C. Chairman – Sri Lanka Telecom (SLT), P. G. Kumarasinghe Sirisena, a brother of President Maithripala Sirisena, may best illustrate the third strand of the argument – that there is intrinsically nothing to deny him the position appointed unto him. Some might say, “let’s forget” that this other Sirisena was also the CEO/General Manager of the State Timber Corporation from 2006 to December 2014 while being a Board Director at Land Reclamation & Development Company. Others will say, “remember” that he was the Coordinating Secretary to the Leader of the House for half a year. More will want us to “recall” that this Sirisena also served at various times as Board Director of various organisations such as Mahaweli Engineering Services and the State Development & Construction Corporation.

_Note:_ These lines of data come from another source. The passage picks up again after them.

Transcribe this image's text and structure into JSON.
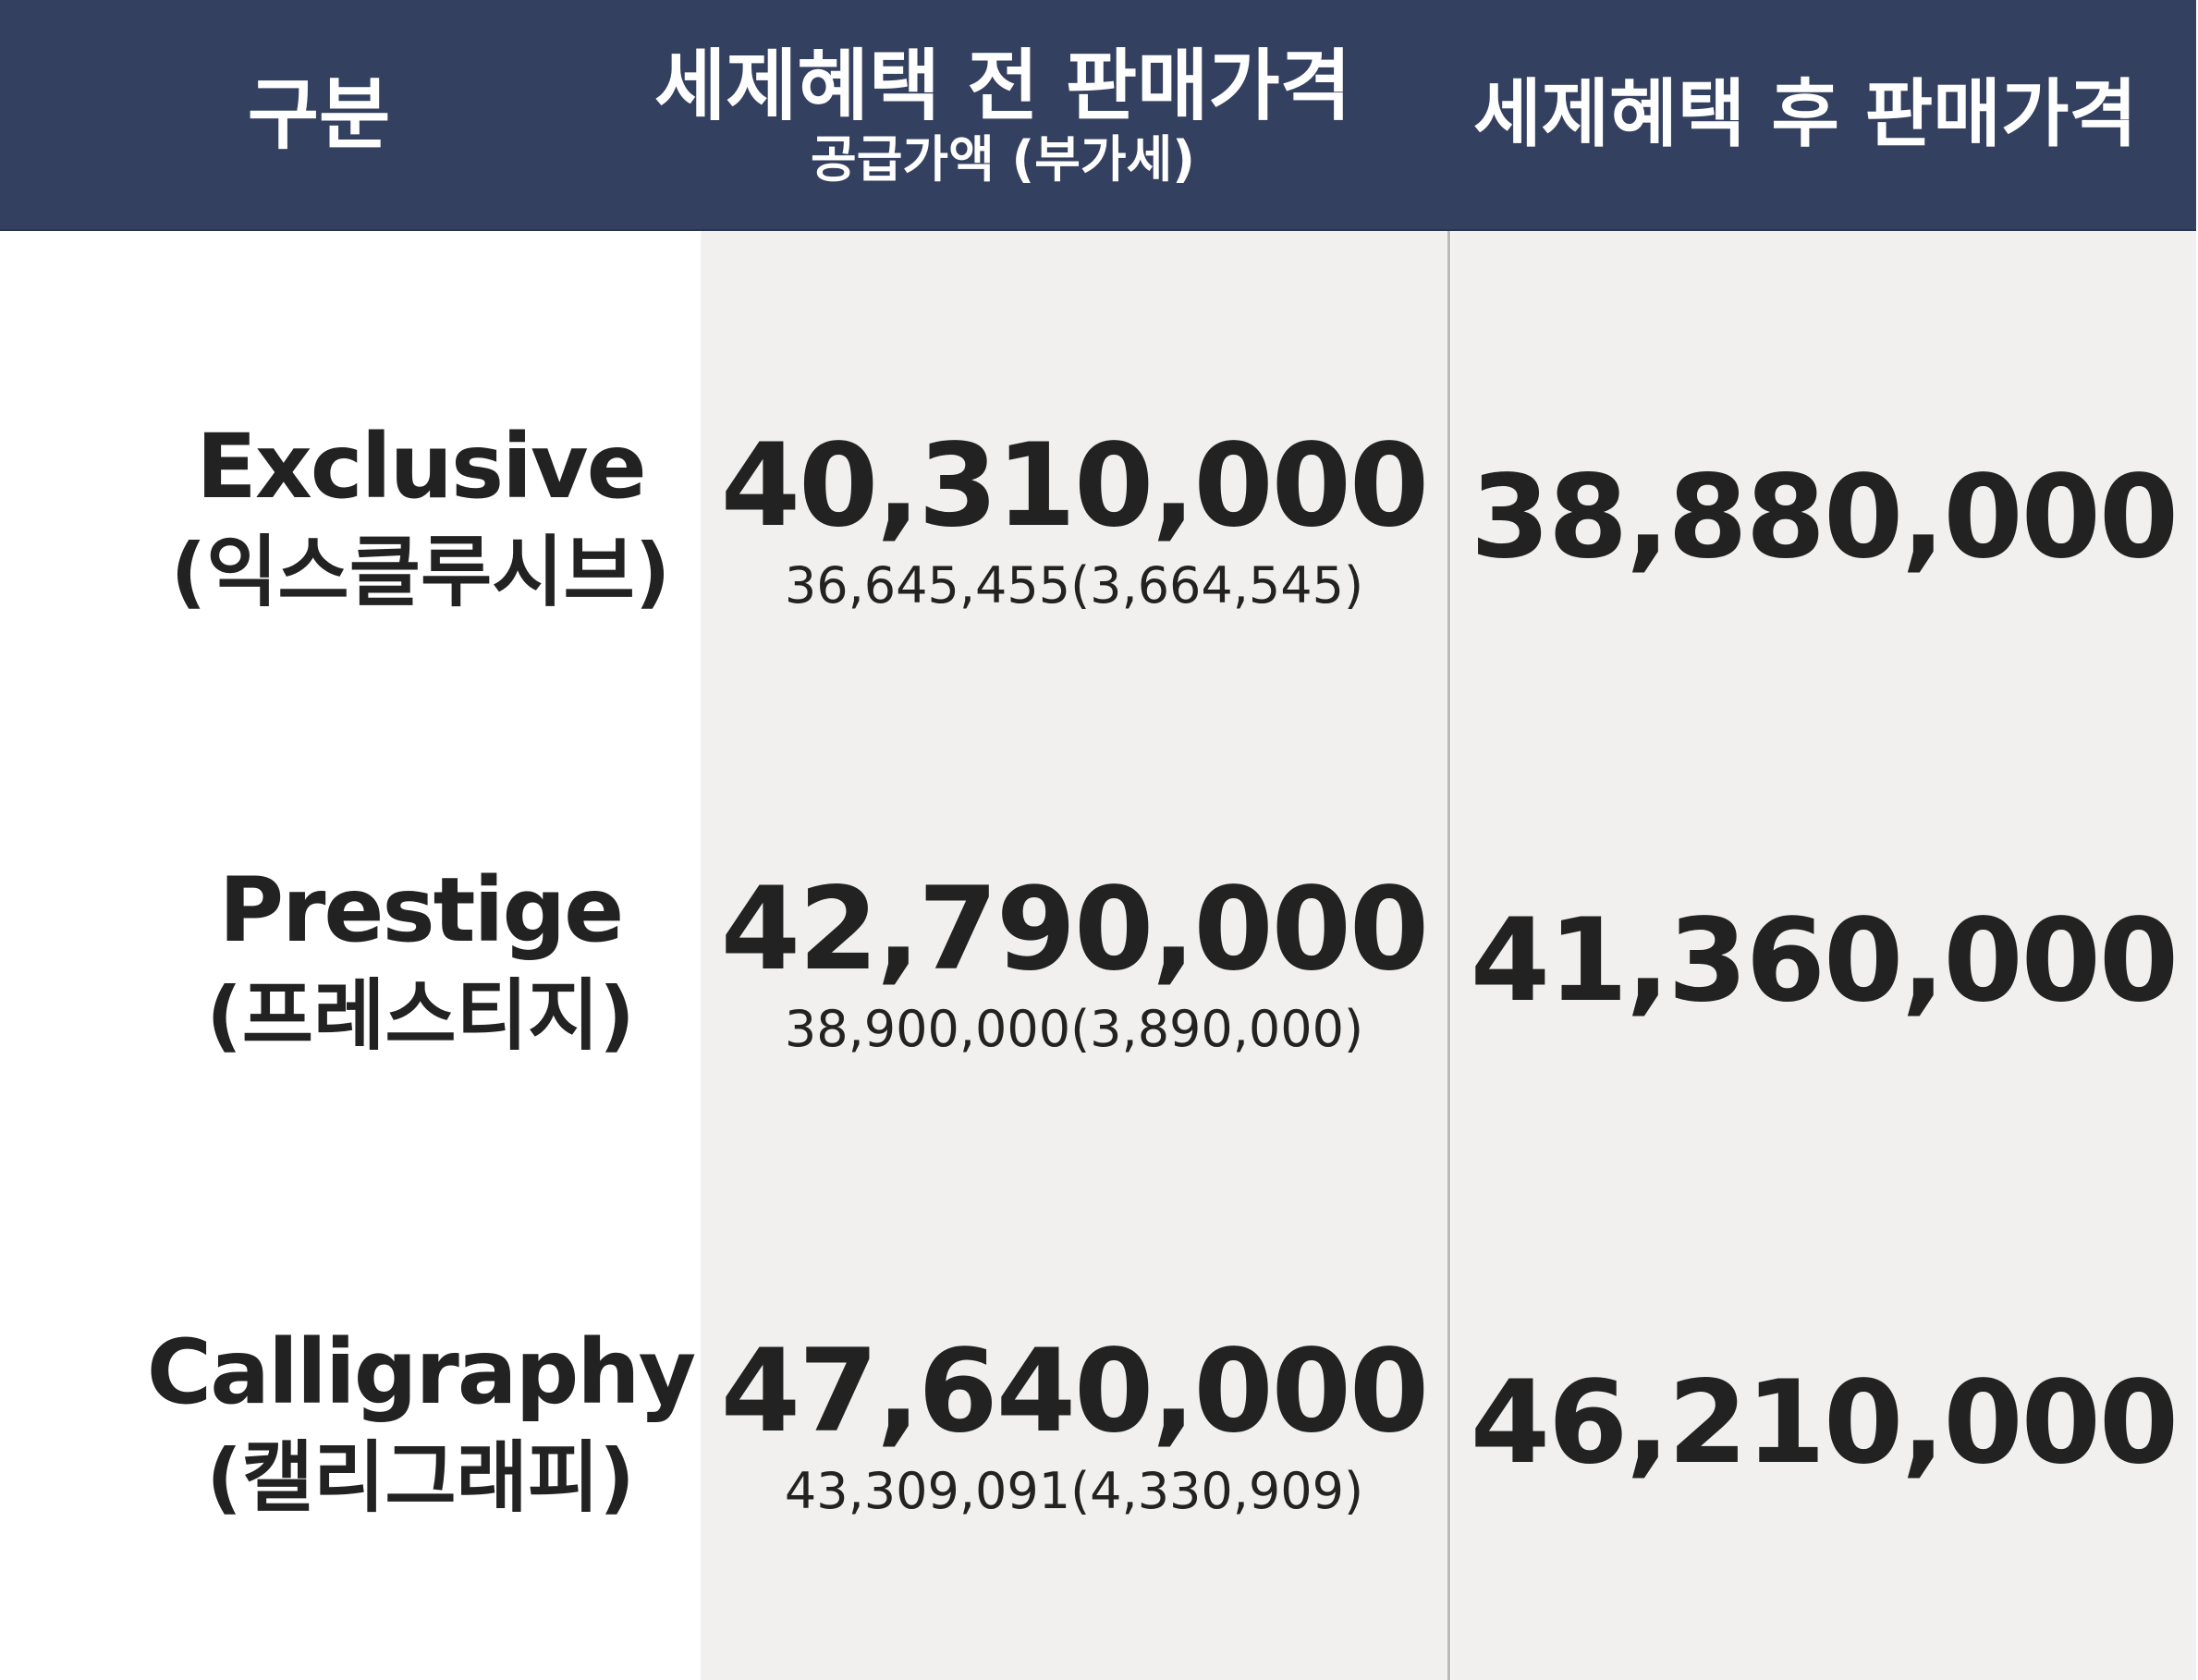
{
  "header": {
    "col1": "구분",
    "col2_title": "세제혜택 전 판매가격",
    "col2_sub": "공급가액 (부가세)",
    "col3": "세제혜택 후 판매가격"
  },
  "rows": [
    {
      "name_en": "Exclusive",
      "name_ko": "(익스클루시브)",
      "price_before": "40,310,000",
      "price_before_detail": "36,645,455(3,664,545)",
      "price_after": "38,880,000"
    },
    {
      "name_en": "Prestige",
      "name_ko": "(프레스티지)",
      "price_before": "42,790,000",
      "price_before_detail": "38,900,000(3,890,000)",
      "price_after": "41,360,000"
    },
    {
      "name_en": "Calligraphy",
      "name_ko": "(캘리그래피)",
      "price_before": "47,640,000",
      "price_before_detail": "43,309,091(4,330,909)",
      "price_after": "46,210,000"
    }
  ],
  "colors": {
    "header_bg": "#34405f",
    "header_text": "#ffffff",
    "shaded_column": "#f1f0ef",
    "text": "#222222"
  }
}
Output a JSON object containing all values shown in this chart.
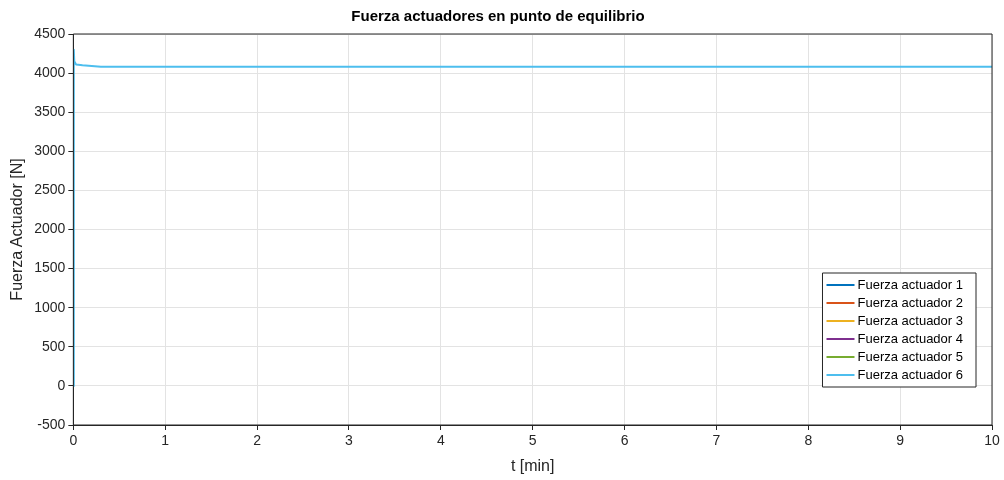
{
  "chart_data": {
    "type": "line",
    "title": "Fuerza actuadores en punto de equilibrio",
    "xlabel": "t [min]",
    "ylabel": "Fuerza Actuador [N]",
    "x": [
      0,
      0.005,
      0.01,
      0.03,
      0.1,
      0.2,
      0.3,
      0.5,
      1,
      2,
      3,
      3.6,
      4,
      5,
      6,
      7,
      7.65,
      8,
      9,
      10
    ],
    "series": [
      {
        "name": "Fuerza actuador 1",
        "color": "#0072bd",
        "values": [
          null,
          null,
          null,
          null,
          null,
          null,
          null,
          null,
          null,
          null,
          null,
          null,
          null,
          null,
          null,
          null,
          null,
          null,
          null,
          null
        ]
      },
      {
        "name": "Fuerza actuador 2",
        "color": "#d95319",
        "values": [
          null,
          null,
          null,
          null,
          null,
          null,
          null,
          null,
          null,
          null,
          null,
          null,
          null,
          null,
          null,
          null,
          null,
          null,
          null,
          null
        ]
      },
      {
        "name": "Fuerza actuador 3",
        "color": "#edb120",
        "values": [
          null,
          null,
          null,
          null,
          null,
          null,
          null,
          null,
          null,
          null,
          null,
          null,
          null,
          null,
          null,
          null,
          null,
          null,
          null,
          null
        ]
      },
      {
        "name": "Fuerza actuador 4",
        "color": "#7e2f8e",
        "values": [
          null,
          null,
          null,
          null,
          null,
          null,
          null,
          null,
          null,
          null,
          null,
          null,
          null,
          null,
          null,
          null,
          null,
          null,
          null,
          null
        ]
      },
      {
        "name": "Fuerza actuador 5",
        "color": "#77ac30",
        "values": [
          null,
          null,
          null,
          null,
          null,
          null,
          null,
          null,
          null,
          null,
          null,
          null,
          null,
          null,
          null,
          null,
          null,
          null,
          null,
          null
        ]
      },
      {
        "name": "Fuerza actuador 6",
        "color": "#4dbeee",
        "values": [
          0,
          4300,
          4150,
          4110,
          4100,
          4090,
          4080,
          4080,
          4080,
          4080,
          4080,
          4080,
          4080,
          4080,
          4080,
          4080,
          4080,
          4080,
          4080,
          4080
        ]
      }
    ],
    "xlim": [
      0,
      10
    ],
    "xticks": [
      0,
      1,
      2,
      3,
      4,
      5,
      6,
      7,
      8,
      9,
      10
    ],
    "ylim": [
      -500,
      4500
    ],
    "yticks": [
      -500,
      0,
      500,
      1000,
      1500,
      2000,
      2500,
      3000,
      3500,
      4000,
      4500
    ],
    "grid": true,
    "legend": "bottom right",
    "marker": "none",
    "line_style": "solid"
  }
}
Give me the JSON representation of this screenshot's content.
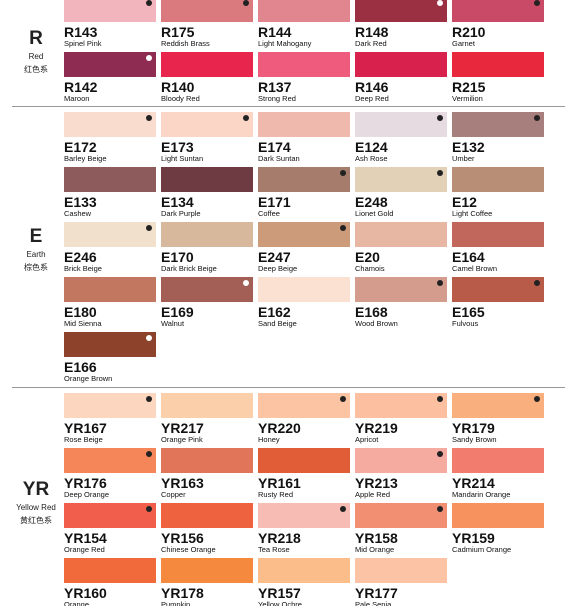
{
  "groups": [
    {
      "code": "R",
      "name": "Red",
      "cn": "红色系",
      "swatches": [
        {
          "code": "R143",
          "name": "Spinel Pink",
          "color": "#f3b5bd",
          "dot": "#222"
        },
        {
          "code": "R175",
          "name": "Reddish Brass",
          "color": "#da7a7f",
          "dot": "#222"
        },
        {
          "code": "R144",
          "name": "Light Mahogany",
          "color": "#e1858f"
        },
        {
          "code": "R148",
          "name": "Dark Red",
          "color": "#9b3043",
          "dot": "#fff"
        },
        {
          "code": "R210",
          "name": "Garnet",
          "color": "#c94a66",
          "dot": "#222"
        },
        {
          "code": "R142",
          "name": "Maroon",
          "color": "#8e2c52",
          "dot": "#fff"
        },
        {
          "code": "R140",
          "name": "Bloody Red",
          "color": "#e8254c"
        },
        {
          "code": "R137",
          "name": "Strong Red",
          "color": "#ef5b7d"
        },
        {
          "code": "R146",
          "name": "Deep Red",
          "color": "#d8224d"
        },
        {
          "code": "R215",
          "name": "Vermilion",
          "color": "#e8283c"
        }
      ]
    },
    {
      "code": "E",
      "name": "Earth",
      "cn": "棕色系",
      "swatches": [
        {
          "code": "E172",
          "name": "Barley Beige",
          "color": "#fadccf",
          "dot": "#222"
        },
        {
          "code": "E173",
          "name": "Light Suntan",
          "color": "#fbd5c6",
          "dot": "#222"
        },
        {
          "code": "E174",
          "name": "Dark Suntan",
          "color": "#f0b9ae"
        },
        {
          "code": "E124",
          "name": "Ash Rose",
          "color": "#e5dbe0",
          "dot": "#222"
        },
        {
          "code": "E132",
          "name": "Umber",
          "color": "#a77f7c",
          "dot": "#222"
        },
        {
          "code": "E133",
          "name": "Cashew",
          "color": "#8d5b5b"
        },
        {
          "code": "E134",
          "name": "Dark Purple",
          "color": "#6e3b43"
        },
        {
          "code": "E171",
          "name": "Coffee",
          "color": "#a67c6c",
          "dot": "#222"
        },
        {
          "code": "E248",
          "name": "Lionet Gold",
          "color": "#e2d1b6",
          "dot": "#222"
        },
        {
          "code": "E12",
          "name": "Light Coffee",
          "color": "#b88e76"
        },
        {
          "code": "E246",
          "name": "Brick Beige",
          "color": "#f1e0cb",
          "dot": "#222"
        },
        {
          "code": "E170",
          "name": "Dark Brick Beige",
          "color": "#d8b89c"
        },
        {
          "code": "E247",
          "name": "Deep Beige",
          "color": "#cc9c7a",
          "dot": "#222"
        },
        {
          "code": "E20",
          "name": "Chamois",
          "color": "#e7b7a3"
        },
        {
          "code": "E164",
          "name": "Camel Brown",
          "color": "#c2675c"
        },
        {
          "code": "E180",
          "name": "Mid Sienna",
          "color": "#c27860"
        },
        {
          "code": "E169",
          "name": "Walnut",
          "color": "#a35e55",
          "dot": "#fff"
        },
        {
          "code": "E162",
          "name": "Sand Beige",
          "color": "#fbe1d2"
        },
        {
          "code": "E168",
          "name": "Wood Brown",
          "color": "#d49c8c",
          "dot": "#222"
        },
        {
          "code": "E165",
          "name": "Fulvous",
          "color": "#b95b49",
          "dot": "#222"
        },
        {
          "code": "E166",
          "name": "Orange Brown",
          "color": "#8d422b",
          "dot": "#fff"
        }
      ]
    },
    {
      "code": "YR",
      "name": "Yellow Red",
      "cn": "黄红色系",
      "swatches": [
        {
          "code": "YR167",
          "name": "Rose Beige",
          "color": "#fcd6bf",
          "dot": "#222"
        },
        {
          "code": "YR217",
          "name": "Orange Pink",
          "color": "#fbcfa9"
        },
        {
          "code": "YR220",
          "name": "Honey",
          "color": "#fcc4a2",
          "dot": "#222"
        },
        {
          "code": "YR219",
          "name": "Apricot",
          "color": "#fcbfa0",
          "dot": "#222"
        },
        {
          "code": "YR179",
          "name": "Sandy Brown",
          "color": "#f9af7e",
          "dot": "#222"
        },
        {
          "code": "YR176",
          "name": "Deep Orange",
          "color": "#f48659",
          "dot": "#222"
        },
        {
          "code": "YR163",
          "name": "Copper",
          "color": "#e1755a"
        },
        {
          "code": "YR161",
          "name": "Rusty Red",
          "color": "#e05d38"
        },
        {
          "code": "YR213",
          "name": "Apple Red",
          "color": "#f6aba1",
          "dot": "#222"
        },
        {
          "code": "YR214",
          "name": "Mandarin Orange",
          "color": "#f27c6d"
        },
        {
          "code": "YR154",
          "name": "Orange Red",
          "color": "#f25e4c",
          "dot": "#222"
        },
        {
          "code": "YR156",
          "name": "Chinese Orange",
          "color": "#ef6240"
        },
        {
          "code": "YR218",
          "name": "Tea Rose",
          "color": "#f7bdb5",
          "dot": "#222"
        },
        {
          "code": "YR158",
          "name": "Mid Orange",
          "color": "#f28e72",
          "dot": "#222"
        },
        {
          "code": "YR159",
          "name": "Cadmium Orange",
          "color": "#f7925f"
        },
        {
          "code": "YR160",
          "name": "Orange",
          "color": "#f06a3b"
        },
        {
          "code": "YR178",
          "name": "Pumpkin",
          "color": "#f58a3f"
        },
        {
          "code": "YR157",
          "name": "Yellow Ochre",
          "color": "#fbbd8a"
        },
        {
          "code": "YR177",
          "name": "Pale Sepia",
          "color": "#fcc3a5"
        }
      ]
    }
  ]
}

Many will have his PR machine “quote” his professional qualifications ad nauseam. 

What most will choose not to “mind too much” now is that President Maithripala Sirisena during his celebrated manifesto presentation promised that he would not give prominence to family connections when making state appointments – an abysmal failure of the former regime which Sirisena & Co. criticised vociferously on the then campaign trail. Unabashed by all the attention, the President’s brother once reportedly vowed to secure “full executive powers” at Sri Lanka Telecom, declaring that he does not want professionals running things at SLT and is seeking greater powers to override such people. “I will speak to my brother about!” This may be only the *Jungle Telegraph, but it is certainly a telling insight into the potential dangers of nepotism.

Thus to argue that there is no one better suited or more qualified is a cynical view, especially if no pains have been taken to prove that contention – or it is obvious that other agendas militate.

 

#4 Nepotism must be made normative

Given all that has transpired and been argued above, there is only one decent, democratic, demonstrably sensible thing to do. Nepotism must be made illegal. Its practice must be rendered unconstitutional. Those guilty of it made liable for malpractice under criminal law.

Or, ironically, nepotism must be made Standard Operating Procedure for all state bodies, statutory establishments, etc. And the burden of proof placed on the appointing authority to prove before a Parliamentary Select Committee that the allegedly nepotistic appointee is, in fact and in deed, the best person for the job at hand. 

This is a truly subversive view. It will take time for the irony to sink in.